What does it take to beat Erika Lang? Ask Neilly Ross

Image: @erikalang36
By Jack Burden
SESEÑA, Spain — In the sweltering summer sun of central Spain, the 2025 BOTASKI ProAm may have just delivered the most dramatic women’s trick final in living memory — and perhaps the most significant result yet in the escalating rivalry between Erika Lang and Neilly Ross.
For most of the weekend, it looked like another Erika Lang masterclass. In the preliminary round, she tricked 11,450 points — her third pending world record in just two months. No woman had ever scored higher in any competition, professional or amateur. And yet, by the end of the weekend, Lang didn’t win.
Neilly Ross did.
The 24-year-old Canadian, who hadn’t beaten Lang or Anna Gay in a professional event in over three years, delivered a flawless final. Her score: 11,430 — tying the official world record she set last year and throwing down the gauntlet in what is becoming the defining rivalry of modern trick skiing.
That single moment flipped the script. For Lang to win, she would need another world record — not just to match her earlier performance, but to do it again, under pressure, with the title on the line.
She very nearly did.
Lang landed every big trick, running the same sequence that earned her 11,450 just a day earlier. But somewhere, in the dying seconds of a near-perfect hand pass, a minor sideslide — worth just 40 points — drew scrutiny. Judges ruled it incomplete. Her score dropped to 11,410. Twenty points short. Game over.

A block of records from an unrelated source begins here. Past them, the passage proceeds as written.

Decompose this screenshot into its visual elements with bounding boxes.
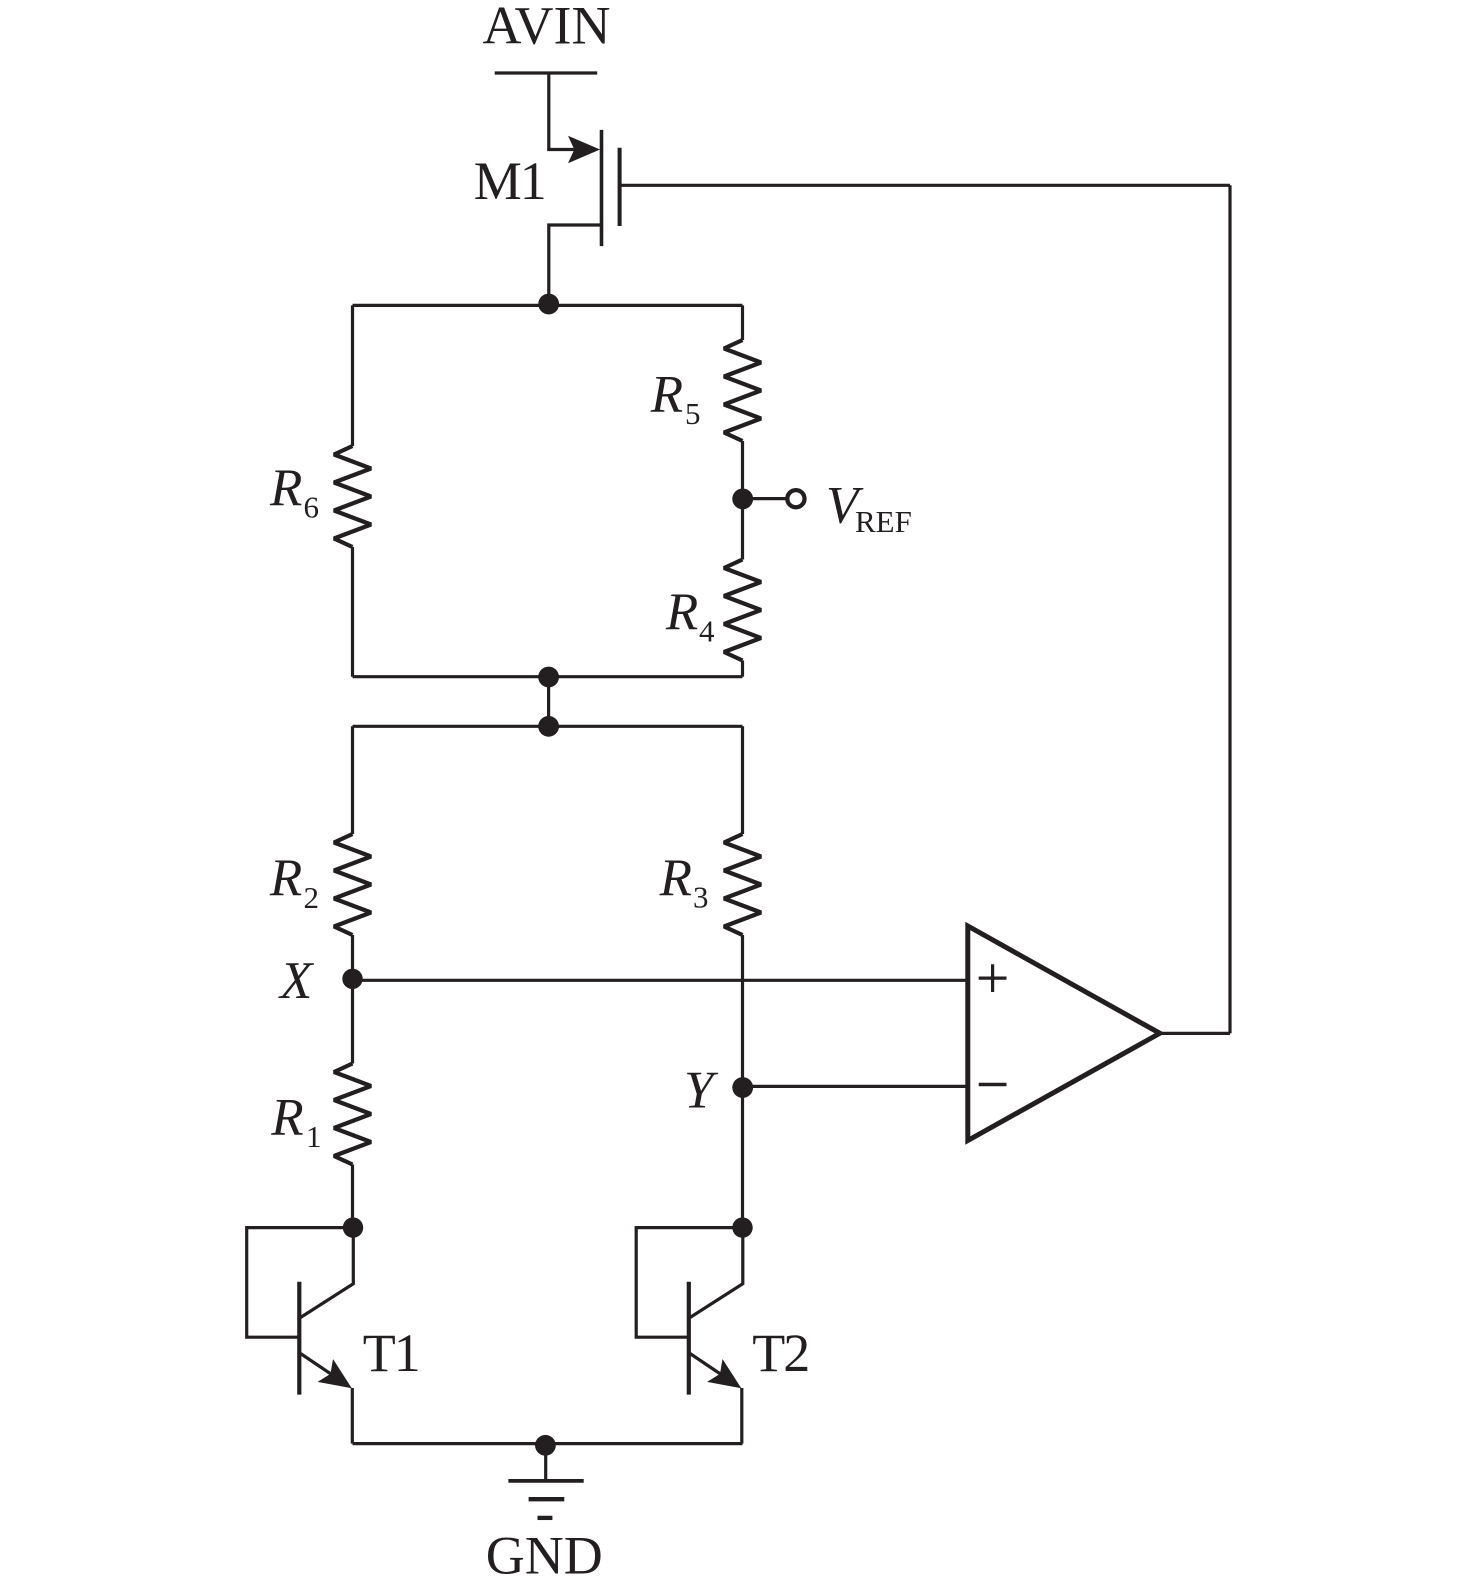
wire node X to op-amp noninverting input [353, 979, 968, 982]
wire R3 through crossing down to node Y and T2 [741, 935, 744, 1228]
transistor M1 [549, 130, 620, 303]
wire VREF tap [743, 497, 786, 500]
wire node Y to op-amp inverting input [743, 1085, 968, 1088]
wire top rail of first divider [353, 304, 743, 307]
wire left branch down to R6 [351, 305, 354, 446]
svg-text:R: R [269, 849, 302, 907]
wire feedback right vertical [1228, 185, 1231, 1033]
wire right branch down to R5 [741, 305, 744, 340]
resistor R3 [724, 834, 761, 935]
svg-text:X: X [278, 952, 315, 1010]
label R6 [269, 459, 319, 525]
junction node X [342, 969, 362, 989]
resistor R5 [724, 340, 761, 441]
wire AVIN to M1 drain [549, 73, 575, 150]
resistor R2 [334, 834, 371, 935]
wire M1 gate lead [620, 184, 1230, 187]
wire bottom rail of first divider [353, 675, 743, 678]
svg-text:GND: GND [486, 1526, 603, 1586]
wire R2 to node X [351, 935, 354, 979]
svg-text:R: R [650, 366, 683, 424]
resistor R6 [334, 446, 371, 547]
junction node VREF [732, 489, 753, 510]
wire emitter rail [353, 1442, 743, 1445]
resistor R4 [724, 560, 761, 661]
svg-text:1: 1 [306, 1119, 322, 1154]
ground [508, 1445, 583, 1518]
junction node Y [732, 1077, 753, 1098]
svg-text:T2: T2 [752, 1323, 808, 1383]
svg-text:2: 2 [304, 880, 320, 915]
wire link between dividers [547, 677, 550, 726]
label VREF [826, 476, 912, 538]
svg-text:R: R [270, 1089, 303, 1147]
svg-text:AVIN: AVIN [482, 0, 610, 56]
svg-text:5: 5 [685, 396, 701, 431]
svg-text:M1: M1 [474, 151, 545, 211]
op-amp U1 [968, 926, 1160, 1141]
svg-text:REF: REF [855, 504, 912, 539]
terminal VREF open circle [787, 490, 804, 507]
wire R1 to T1 collector node [351, 1165, 354, 1228]
svg-text:Y: Y [684, 1061, 719, 1119]
svg-text:T1: T1 [363, 1323, 419, 1383]
label R1 [270, 1089, 321, 1155]
junction node T2 collector [732, 1217, 752, 1237]
junction node first divider bottom [538, 667, 559, 688]
wire right branch down to R3 [741, 726, 744, 834]
label R5 [650, 366, 701, 432]
label R4 [665, 583, 715, 649]
label R2 [269, 849, 319, 915]
junction node second divider top [538, 716, 559, 737]
svg-text:4: 4 [699, 613, 715, 648]
svg-text:6: 6 [304, 490, 320, 525]
svg-text:3: 3 [693, 880, 709, 915]
transistor T1 [247, 1228, 354, 1444]
wire R6 to bottom rail [351, 547, 354, 677]
wire left branch down to R2 [351, 726, 354, 834]
wire R5 to VREF node [741, 441, 744, 560]
wire top rail of second divider [353, 725, 743, 728]
label R3 [659, 849, 709, 915]
transistor T2 [636, 1228, 743, 1444]
wire node X down to R1 [351, 979, 354, 1064]
svg-text:R: R [269, 459, 302, 517]
svg-text:R: R [659, 849, 692, 907]
resistor R1 [334, 1064, 371, 1165]
svg-text:R: R [665, 583, 698, 641]
junction node M1 drain [538, 294, 559, 315]
junction node ground [535, 1435, 556, 1456]
power supply AVIN bar [495, 71, 598, 74]
wire op-amp output [1160, 1032, 1230, 1035]
wire R4 to bottom rail [741, 661, 744, 677]
junction node T1 collector [343, 1217, 363, 1237]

In any other era, 11,410 might have stood as a world record. At BOTASKI, it wasn’t enough to win.
It’s the closest a pro final has come to the world record since 2002, when Emma Sheers and Elena Milakova traded jumps — and history — at the Malibu Open. In a fitting parallel, the records and rivalry from that event helped define the next decade.
That the trick final even stole the spotlight is a story in itself. BOTASKI, now in its seventh edition, once again opted out of Waterski Pro Tour status — a decision that may have cost it international buzz. But with this final, it delivered a legacy moment anyway.
And perhaps, a changing of the guard.
Ross’s win doesn’t erase Lang’s dominance — not even close. Lang has won virtually everything over the past three seasons and turned scores once thought unreachable into something approaching routine. But the weight of this victory — Ross tying her own world record, beating Lang head-to-head, and ending a years-long drought — matters heading into the World Championships in August.
Frustratingly, this will be the last pro trick event before Worlds — a jarring contrast to the momentum the discipline has built in recent months. No more finals. No more record attempts. Just the long wait until Labor Day weekend, when Lang and Ross will meet again with a world title on the line and the rivalry entering its most anticipated chapter yet.
While the Lang-Ross showdown took top billing, the rest of the BOTASKI ProAm delivered its share of fireworks.
Jake Abelson continued his breakout season with another major win in men’s tricks, landing three scores over 12,400 — the kind of consistency once unimaginable. He held off Patricio Font, who also tricked over 12,000 in both prelims and finals, in what’s quietly becoming the premier head-to-head battle in men’s tricking.
In slalom, Jaimee Bull and Freddie Winter both looked untouchable, each picking up another win in what’s shaping into a dominant season. For Winter, it adds another notch to what may be one of the greatest injury comebacks in the sport’s history. For Bull, it reinforces her status as the most complete slalom skier on the women’s side — and continues her undefeated run through the European professional summer.
It’s rare for trick skiing to hold the spotlight this long. In a sport where slalom typically dominates coverage and prize money, the Lang-Ross rivalry has done more than bring attention back to tricks — it’s made it must-watch. Not just because of the scores, but because of the stakes. The pressure. The emotion.
Lang remains the most successful woman in trick skiing’s modern era. But for the first time in years, she has a rival who can match her, beat her, and push the sport forward in a new direction.
If this is what trick skiing can look like — tense, technical, thrilling — then maybe the question isn’t whether it deserves more attention.
Maybe the question is: why did it take this long?